Last ‘satellite’ falcon returns

2013-01-14 00:00

AS Newcastle’s last remaining “satellite falcon” returned for the summer, volunteers were preparing to count how many of the Amur falcons have survived the new and bizarre demand for fresh or smoked Amur meat in Nagaland in north-east India.

The Amur Falcon (Falco amurensis) — formerly known as the Eastern Red-footed Falcon — breeds in south-eastern Siberia and northern China and spends the summer in southern Africa after flying up to 3 100 km non-stop to cross the Indian Ocean.

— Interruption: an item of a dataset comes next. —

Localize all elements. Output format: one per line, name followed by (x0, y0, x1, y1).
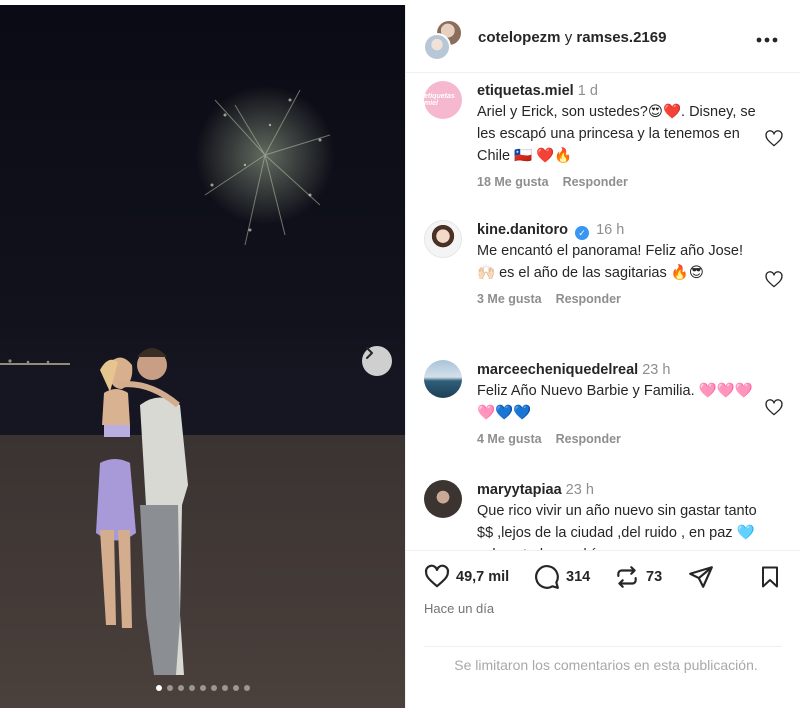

They annually fly some 22 000 km and eat insects caught in the air, such as termites and dragonflies.

Newcastle’s “satellite falcon” was one of 10 Amur falcons equipped with five-gram satellite transmitters, but it is now the only surviving one after it managed to evade the nets set for these birds when they landed to fatten up at a new hydro-electric dam in Nagaland, India, in December.

Conservation India in December estimates that during the peak migration, 12 000 to 14 000 Amur falcons are sold as fresh or smoked meat every day. The organisation estimated that 120 000 to 140 000 of the tiny falcons were eaten in Nagaland in December.

An Amur falcon typically weighs only between 100 and 180 grams, with a wingspan of between 58 cm and 70 cm.

André Botha of the Endangered Wildlife Trust said worldwide outrage from conservationists last year had led to the Indian authorities banning the slaughter of falcons. Interest groups are meanwhile worried that the decrease in falcon numbers could lead to a dramatic increase in the numbers of termites, with catastrophic consequences for farmers and all wooden constructions.

In a paper entitled “How to make 2,5 billion termites disappear?” first published in Ornithological Observations, Henk Bouwman and Hanneline du Plessis, of the University of North-West in Potchefstroom, with Craig Symes, of the University of Witwatersrand, discuss the implications termites have on ecosystems in general and agriculture in particular. They state: “Termites are landscape engineers” and point out that a single Amur falcon can eat 250 termites when the insects take to the air after a storm. They conclude that if 130 000 Amur falcons did not reach Africa, almost three tons of termites (2 893 kg) would not be eaten, but go on to breed.

“A reduction in avian predation on termites would presumably increase the number of termite colonies and therefore increase pressure on agriculture, rangelands, and wooden constructions,” their report states.

To monitor which routes the falcons follow between southern Africa and China, Professor Bernd-Ulrich Meyburg, of Germany, and two South Africans, Dr Zephne Bernitz and Rina Pretorius, equipped 10 falcons with satellite transmitters in 2010.

Botha said the satellite tracks showed the falcons flew non-stop from Somalia over the Indian Ocean to the north of India. It is the longest known migratory route for any bird of prey.

Last week, Meyburg confirmed that Newcastle’s little falcon had completed her third successful migration to the large Newcastle roost. At night, the Amur falcons gather in large groups in the same trees to sleep. Volunteers for the bird of prey programme of the Endangered Wildlife Trust will on January 25 count how many falcons roost in each of 50 trees.

The count forms part of a worldwide project to determine the impact of the recent trend to slaughter the falcons in Nagaland.